Рувим Фраерман - Соболя
— Вывози, господи, из беды! Настигну злодея — убью!
И решил я вернуться к морю.
Ночь переждал у костра, глаз не сомкнул. Вышел из-за леса месяц, поднялся в небе и стоит над рекой, как орел-рыболов. А река светится, падает на перекате. Пихты тихонько звенят. Ночь, как свеча, горит. И все кажется мне, будто на земле нет ничего: ни городов, ни Сахалина, один я и тайга.
На рассвете сел я в душегубку и поплыл. Быстро меня сносило. Но чем дальше плыву, тем больше одолевает меня забота:
«Что же это я про соболей скажу? Где их сыщешь? Ведь не поверят. Холкин — человек серьезный. Прикарманил, скажет, — и к стенке. Хоть бы прикарманил, а то ведь у тунгуса за пазухой». Уверенность у меня такая была, что украл соболей Николай.
В полдень, только обогнул я речное колено, смотрю — впереди идет по берегу тунгус. Гудит река, тунгус меня не слышит. Подъехал я ближе, узнал Николая. Нацелился в него из винтовки и крикнул:
— Стой, стрелять буду!
Он обернулся, увидал меня и бросился в тайгу. Я выстрелил. Даже не целился, какая с душегубки стрельба! Да вот, поди же, попал. Причалил я к берегу, а Николай лежит. Страшно мне стало в ту пору. Убил, думаю, человека и, может быть, зря. Но нет, вижу, зашевелился. Обрадовался я: «Жив ты, Николай!» Он глаза открыл, на правую руку показывает — по ней бежит кровь. Разорвал я на нем рубаху, осмотрел. Плохо дело: пуля в самую кость попала, раздробила ее. А пули у нас известно какие: тяжелые, нарезные — сами делаем. Пропала, думаю, у охотника рука. А Николай уткнулся в землю, весь дрожит.
— Ничего, — говорю ему, — браток, ничего, потерпи немного, у меня бинт есть, видишь, случай какой несчастный.
А про соболей молчу уж, будь они трижды прокляты! Чудной народ они, тунгусы. Иной сто километров пройдет по тайге, не присядет ни разу, а чуть поранится ножом или пулей, падает без памяти на землю. Так вот и Николай. Только успел я обмыть рану и перевязать ее потуже, а он опять лежит без сознания. Что с ним поделаешь?

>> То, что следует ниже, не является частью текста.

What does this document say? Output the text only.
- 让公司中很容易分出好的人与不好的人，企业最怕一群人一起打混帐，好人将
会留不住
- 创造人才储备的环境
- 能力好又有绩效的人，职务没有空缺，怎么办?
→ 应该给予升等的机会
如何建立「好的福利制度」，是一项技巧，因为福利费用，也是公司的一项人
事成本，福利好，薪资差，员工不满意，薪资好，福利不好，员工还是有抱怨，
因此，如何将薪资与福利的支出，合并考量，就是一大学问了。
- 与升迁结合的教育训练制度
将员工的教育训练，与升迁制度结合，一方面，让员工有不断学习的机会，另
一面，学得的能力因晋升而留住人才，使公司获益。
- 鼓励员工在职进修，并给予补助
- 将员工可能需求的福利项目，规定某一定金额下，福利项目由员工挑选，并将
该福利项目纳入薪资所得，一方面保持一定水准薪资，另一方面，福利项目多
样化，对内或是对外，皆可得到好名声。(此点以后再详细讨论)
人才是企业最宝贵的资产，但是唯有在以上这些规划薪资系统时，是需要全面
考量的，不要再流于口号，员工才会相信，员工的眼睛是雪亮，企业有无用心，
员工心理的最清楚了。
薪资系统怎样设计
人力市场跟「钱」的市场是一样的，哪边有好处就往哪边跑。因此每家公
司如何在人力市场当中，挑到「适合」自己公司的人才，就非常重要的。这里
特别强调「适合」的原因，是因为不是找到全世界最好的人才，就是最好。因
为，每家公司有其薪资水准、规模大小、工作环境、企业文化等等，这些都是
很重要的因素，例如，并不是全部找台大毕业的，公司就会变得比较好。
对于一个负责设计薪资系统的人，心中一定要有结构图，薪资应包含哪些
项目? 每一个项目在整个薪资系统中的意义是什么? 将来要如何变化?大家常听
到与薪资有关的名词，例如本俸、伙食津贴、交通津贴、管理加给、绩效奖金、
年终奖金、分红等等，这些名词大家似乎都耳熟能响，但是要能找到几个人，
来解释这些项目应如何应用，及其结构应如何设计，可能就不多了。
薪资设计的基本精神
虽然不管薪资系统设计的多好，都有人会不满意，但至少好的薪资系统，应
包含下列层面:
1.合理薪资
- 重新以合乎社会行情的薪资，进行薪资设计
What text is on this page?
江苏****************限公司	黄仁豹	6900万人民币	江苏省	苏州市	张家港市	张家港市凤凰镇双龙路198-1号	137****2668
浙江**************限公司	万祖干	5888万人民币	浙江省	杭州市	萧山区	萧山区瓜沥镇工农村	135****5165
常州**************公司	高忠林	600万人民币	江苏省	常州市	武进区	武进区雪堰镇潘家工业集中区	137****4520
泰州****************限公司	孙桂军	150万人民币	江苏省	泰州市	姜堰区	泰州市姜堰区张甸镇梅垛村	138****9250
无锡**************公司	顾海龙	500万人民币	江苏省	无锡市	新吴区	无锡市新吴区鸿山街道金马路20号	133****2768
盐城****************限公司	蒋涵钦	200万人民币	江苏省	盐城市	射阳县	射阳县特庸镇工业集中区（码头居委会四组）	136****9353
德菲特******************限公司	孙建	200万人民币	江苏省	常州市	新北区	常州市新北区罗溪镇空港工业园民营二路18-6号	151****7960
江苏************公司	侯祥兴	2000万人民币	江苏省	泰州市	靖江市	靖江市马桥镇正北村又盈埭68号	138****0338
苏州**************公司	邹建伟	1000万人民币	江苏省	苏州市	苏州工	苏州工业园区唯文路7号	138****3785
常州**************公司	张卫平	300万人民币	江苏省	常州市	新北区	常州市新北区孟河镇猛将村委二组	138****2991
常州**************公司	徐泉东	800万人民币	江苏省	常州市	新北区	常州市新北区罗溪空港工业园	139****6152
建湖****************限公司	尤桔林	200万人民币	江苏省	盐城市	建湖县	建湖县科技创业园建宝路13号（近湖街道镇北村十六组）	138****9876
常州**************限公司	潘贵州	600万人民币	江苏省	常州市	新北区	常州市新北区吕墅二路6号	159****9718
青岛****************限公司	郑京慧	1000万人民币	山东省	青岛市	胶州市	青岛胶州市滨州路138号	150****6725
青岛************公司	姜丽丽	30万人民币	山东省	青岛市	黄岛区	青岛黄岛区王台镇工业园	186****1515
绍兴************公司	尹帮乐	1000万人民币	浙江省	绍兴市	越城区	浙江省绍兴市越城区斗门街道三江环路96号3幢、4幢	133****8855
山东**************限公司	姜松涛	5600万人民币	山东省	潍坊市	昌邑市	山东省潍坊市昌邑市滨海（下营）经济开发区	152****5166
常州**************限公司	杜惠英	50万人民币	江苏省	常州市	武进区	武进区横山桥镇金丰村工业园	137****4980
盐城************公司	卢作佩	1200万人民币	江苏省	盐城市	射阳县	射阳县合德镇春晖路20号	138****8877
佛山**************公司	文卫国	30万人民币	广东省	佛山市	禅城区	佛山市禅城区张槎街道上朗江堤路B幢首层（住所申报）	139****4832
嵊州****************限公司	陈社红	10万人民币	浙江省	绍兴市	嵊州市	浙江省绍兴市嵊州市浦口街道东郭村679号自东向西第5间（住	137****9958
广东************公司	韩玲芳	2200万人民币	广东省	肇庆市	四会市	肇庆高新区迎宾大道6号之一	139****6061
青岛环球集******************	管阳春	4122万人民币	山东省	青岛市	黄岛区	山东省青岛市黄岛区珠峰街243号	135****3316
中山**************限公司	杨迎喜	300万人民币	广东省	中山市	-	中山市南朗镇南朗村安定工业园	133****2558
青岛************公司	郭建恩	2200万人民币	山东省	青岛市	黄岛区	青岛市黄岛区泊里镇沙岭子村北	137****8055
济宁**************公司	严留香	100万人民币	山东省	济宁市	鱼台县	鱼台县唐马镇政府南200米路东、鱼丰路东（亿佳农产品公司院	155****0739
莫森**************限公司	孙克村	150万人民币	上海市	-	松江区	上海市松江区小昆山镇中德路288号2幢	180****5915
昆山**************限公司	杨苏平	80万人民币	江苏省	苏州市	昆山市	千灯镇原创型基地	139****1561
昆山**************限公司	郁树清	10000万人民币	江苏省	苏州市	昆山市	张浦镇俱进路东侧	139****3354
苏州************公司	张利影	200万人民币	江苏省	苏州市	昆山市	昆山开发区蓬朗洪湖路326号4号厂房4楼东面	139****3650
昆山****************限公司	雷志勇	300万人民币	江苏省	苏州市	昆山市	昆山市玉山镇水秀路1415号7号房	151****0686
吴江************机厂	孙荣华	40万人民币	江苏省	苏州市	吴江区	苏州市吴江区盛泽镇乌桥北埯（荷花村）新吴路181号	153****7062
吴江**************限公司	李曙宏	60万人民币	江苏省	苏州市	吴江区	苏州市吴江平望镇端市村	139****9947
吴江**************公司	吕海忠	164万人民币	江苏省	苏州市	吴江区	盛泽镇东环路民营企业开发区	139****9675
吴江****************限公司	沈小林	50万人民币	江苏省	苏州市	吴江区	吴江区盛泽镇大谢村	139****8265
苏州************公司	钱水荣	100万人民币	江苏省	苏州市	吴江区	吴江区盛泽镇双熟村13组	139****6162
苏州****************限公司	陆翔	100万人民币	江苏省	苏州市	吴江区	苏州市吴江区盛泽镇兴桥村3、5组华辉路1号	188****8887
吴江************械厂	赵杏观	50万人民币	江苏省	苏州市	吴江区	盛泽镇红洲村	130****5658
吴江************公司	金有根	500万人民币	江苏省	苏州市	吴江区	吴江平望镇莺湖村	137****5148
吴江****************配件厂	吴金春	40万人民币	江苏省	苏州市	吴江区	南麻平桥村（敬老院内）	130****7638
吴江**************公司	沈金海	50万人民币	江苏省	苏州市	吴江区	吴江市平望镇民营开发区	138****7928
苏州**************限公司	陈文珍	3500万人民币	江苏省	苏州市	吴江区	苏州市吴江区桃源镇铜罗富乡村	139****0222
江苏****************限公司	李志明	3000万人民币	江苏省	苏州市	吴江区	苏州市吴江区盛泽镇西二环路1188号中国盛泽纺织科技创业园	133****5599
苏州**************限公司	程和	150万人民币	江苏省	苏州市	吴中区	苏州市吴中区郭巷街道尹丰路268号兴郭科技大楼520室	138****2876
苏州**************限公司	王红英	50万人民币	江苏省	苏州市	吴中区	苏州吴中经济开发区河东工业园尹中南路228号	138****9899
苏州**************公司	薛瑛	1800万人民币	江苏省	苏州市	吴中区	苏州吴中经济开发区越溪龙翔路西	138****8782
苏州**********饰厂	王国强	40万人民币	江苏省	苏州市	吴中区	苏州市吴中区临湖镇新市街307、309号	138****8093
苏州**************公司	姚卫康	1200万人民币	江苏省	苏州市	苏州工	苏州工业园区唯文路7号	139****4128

Хожу я вокруг него и сам убиваюсь. Жалко мне охотника. Беден был человек: на ногах рваные олочи, кожаная рубаха в заплатах. А рядом валяется шкура. Спал он на ней. Она ему и друг, и постель, и дом, — словом, все имущество. Присел я на эту шкуру и задумался, жду, когда он опять придет в себя. Вскоре очнулся он, сел, начал жаловаться.
— За что ж ты стрелял в меня? — спрашивает. — Плохо ты сделал.
— Сам вижу, что плохо, — говорю я. — А ты-то лучше сделал? Украл соболей, а меня бросил посреди тайги. Где я теперь возьму муки для отряда? Чем накормлю людей?
Николай смотрит мне в глаза, удивляется и вздыхает.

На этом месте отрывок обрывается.